On the other hand, I have a blog post to finish. The non-excluded data is fairly revealing in content, demonstrating that nearly half of all responding sites have at least one error (and normally a fair deal more than that). Also interesting is the small spike in sites with anywhere from 400 to 599 HTML errors, possibly suggesting a common usage of a generator with endemically faulty rules or syntax.

It’s worthwhile to note that, while I only visited a few of these sites in my actual browser, their prominence would suggest that virtually all render and display correctly on a variety of platforms in spite of any errors in markup. This is both a testament to the resiliency of HTML, and to the finesse of web engine developers everywhere. It’s also worth nothing that these numbers only indicate HTML errors, not errors in each site’s CSS and JavaScript. I am confident that a more in-depth analysis would reveal the following:

I feel like I’m repeating common sense statements here, but these kind of truisms are important to keep in mind whenever you’re the one making a new site, or even just a new page on an existing one. Your opportunity to validate your pages after generation (or even switch to a more correct generator) may seem like a waste of time, but it pays off in the long run for everybody.

If you’d like to look at the data yourself (or try your hand with a new dataset), I’ve posted the scraping scripts above and a link to the release page for vnu.jar.

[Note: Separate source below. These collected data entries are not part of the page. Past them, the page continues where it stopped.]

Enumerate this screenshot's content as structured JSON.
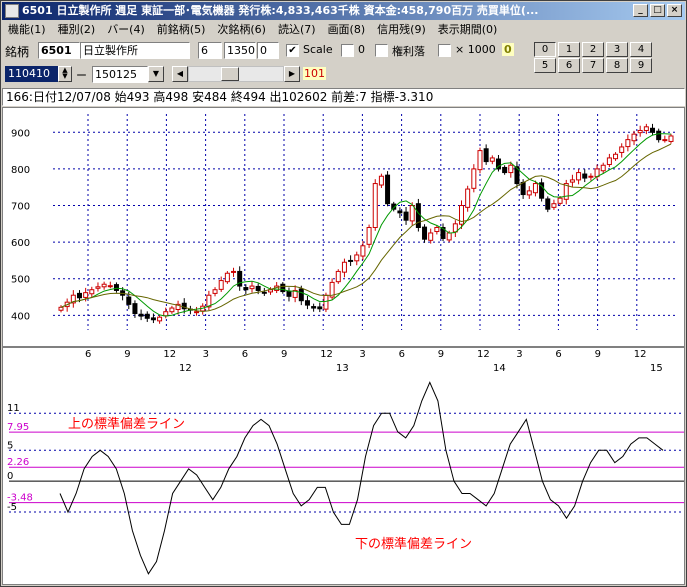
{
  "window": {
    "title": "6501 日立製作所  週足  東証一部･電気機器  発行株:4,833,463千株  資本金:458,790百万  売買単位(..."
  },
  "title_buttons": {
    "minimize": "_",
    "maximize": "□",
    "close": "×"
  },
  "menu": [
    {
      "label": "機能(1)"
    },
    {
      "label": "種別(2)"
    },
    {
      "label": "バー(4)"
    },
    {
      "label": "前銘柄(5)"
    },
    {
      "label": "次銘柄(6)"
    },
    {
      "label": "読込(7)"
    },
    {
      "label": "画面(8)"
    },
    {
      "label": "信用残(9)"
    },
    {
      "label": "表示期間(0)"
    }
  ],
  "toolbar": {
    "code_label": "銘柄",
    "code_value": "6501",
    "name_value": "日立製作所",
    "field_a": "6",
    "field_b": "1350",
    "field_c": "0",
    "scale_checked": "✔",
    "scale_label": "Scale",
    "zero_label": "0",
    "rights_label": "権利落",
    "times_label": "× 1000",
    "tag_value": "0",
    "number_buttons": [
      "0",
      "1",
      "2",
      "3",
      "4",
      "5",
      "6",
      "7",
      "8",
      "9"
    ],
    "selected_number": "0",
    "date_from": "110410",
    "dash": "ー",
    "date_to": "150125",
    "dropdown_arrow": "▼",
    "scroll_left": "◀",
    "scroll_right": "▶",
    "bars_value": "101"
  },
  "status_line": "166:日付12/07/08 始493 高498 安484 終494 出102602 前差:7 指標-3.310",
  "colors": {
    "up_candle": "#cc0000",
    "down_candle": "#000000",
    "grid": "#0000aa",
    "ma_short": "#009900",
    "ma_long": "#666600",
    "band": "#cc00cc",
    "annotation": "#ff0000"
  },
  "chart_data": [
    {
      "type": "candlestick",
      "title": "",
      "yticks": [
        "900",
        "800",
        "700",
        "600",
        "500",
        "400"
      ],
      "ylim": [
        360,
        950
      ],
      "x_month_labels": [
        "6",
        "9",
        "12",
        "3",
        "6",
        "9",
        "12",
        "3",
        "6",
        "9",
        "12",
        "3",
        "6",
        "9",
        "12"
      ],
      "x_year_labels": [
        "12",
        "13",
        "14",
        "15"
      ],
      "close": [
        422,
        436,
        455,
        448,
        462,
        470,
        478,
        485,
        481,
        468,
        455,
        430,
        405,
        398,
        392,
        388,
        395,
        410,
        420,
        430,
        418,
        415,
        410,
        425,
        455,
        470,
        495,
        515,
        520,
        480,
        470,
        480,
        468,
        462,
        470,
        480,
        465,
        452,
        468,
        440,
        428,
        420,
        418,
        455,
        490,
        520,
        545,
        548,
        565,
        590,
        640,
        760,
        780,
        705,
        690,
        680,
        660,
        700,
        640,
        608,
        625,
        640,
        610,
        625,
        650,
        700,
        745,
        800,
        850,
        820,
        830,
        800,
        790,
        810,
        760,
        730,
        740,
        760,
        720,
        690,
        705,
        720,
        760,
        770,
        790,
        775,
        780,
        800,
        810,
        830,
        840,
        860,
        880,
        895,
        905,
        915,
        900,
        880,
        880,
        890
      ]
    },
    {
      "type": "line",
      "title": "",
      "yticks": [
        "11",
        "7.95",
        "5",
        "2.26",
        "0",
        "-3.48",
        "-5"
      ],
      "ylim": [
        -16,
        18
      ],
      "band_upper": 7.95,
      "band_center": 2.26,
      "band_lower": -3.48,
      "annotation_upper": "上の標準偏差ライン",
      "annotation_lower": "下の標準偏差ライン",
      "values": [
        -2,
        -5,
        -2,
        2,
        4,
        5,
        4,
        2,
        -2,
        -8,
        -12,
        -15,
        -13,
        -8,
        -2,
        0,
        2,
        1,
        -1,
        -3,
        -1,
        2,
        4,
        7,
        9,
        10,
        9,
        6,
        2,
        -2,
        -4,
        -3,
        -1,
        -1,
        -5,
        -7,
        -7,
        -3,
        4,
        9,
        11,
        11,
        8,
        7,
        9,
        13,
        16,
        13,
        5,
        0,
        -2,
        -2,
        -3,
        -4,
        -2,
        2,
        6,
        8,
        10,
        5,
        0,
        -3,
        -4,
        -6,
        -4,
        0,
        3,
        5,
        5,
        3,
        4,
        6,
        7,
        7,
        6,
        5
      ]
    }
  ]
}
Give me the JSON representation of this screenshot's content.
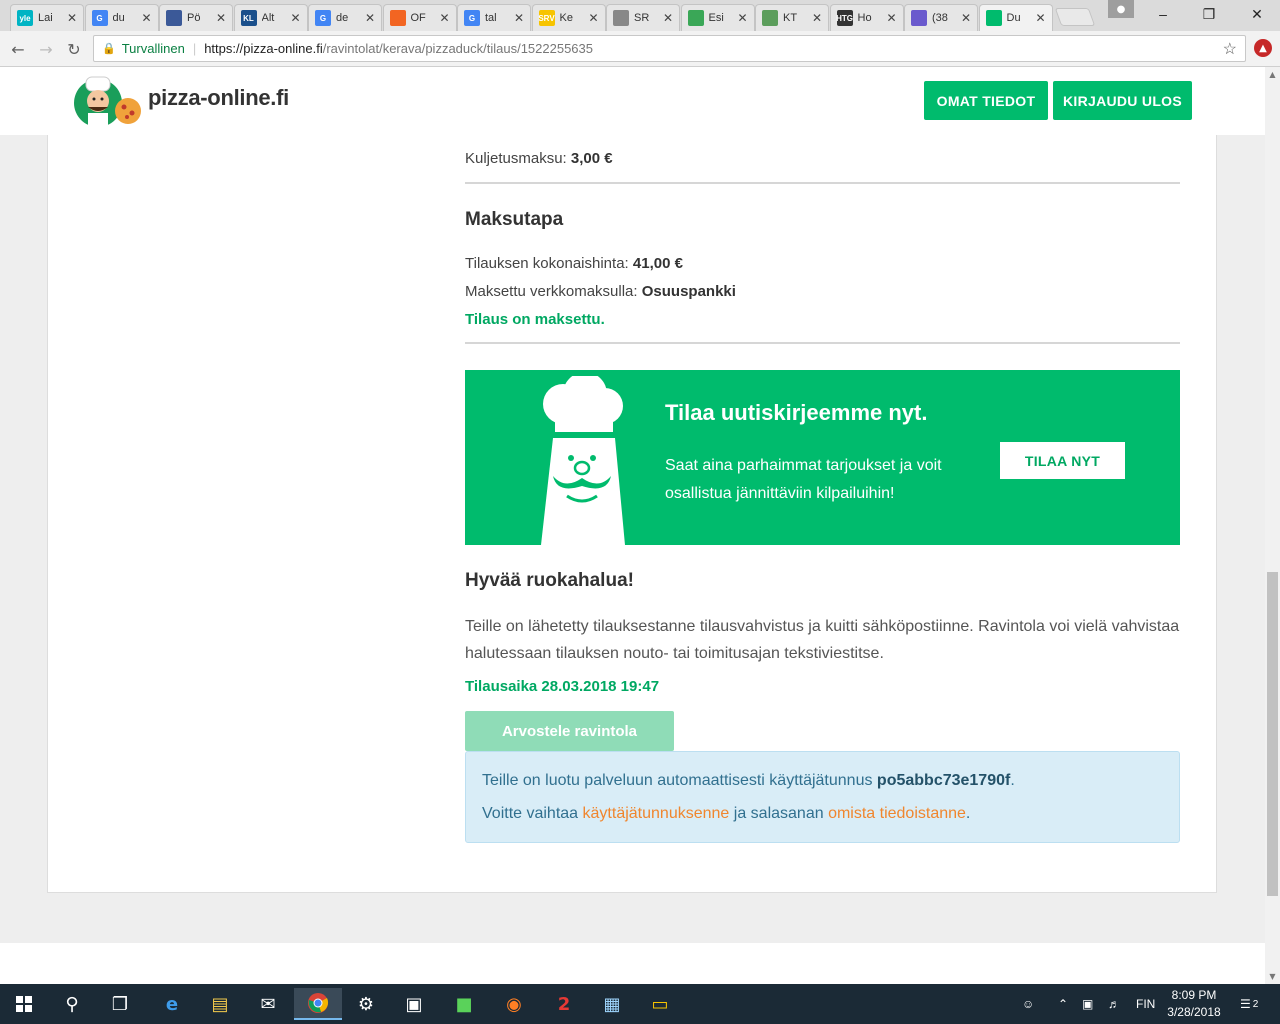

In addition, here is a zip archive containing the data I collected, as well as the gnuplot scripts and .dat files used to generate the bar charts. It also includes an ad-hoc script for interpreting the data, as well as a copy of vnu.jar.

Until next time!

- William

P.S.:

I am painfully aware of how hypocritical it is to complain about broken HTML on a blog with errors of its own. I think it’s worth noting that my blog has a single HTML error (fixable if I can be bothered), while the front-facing sites of Fortune 500 companies with entire teams dedicated to their web presence regularly have over 100.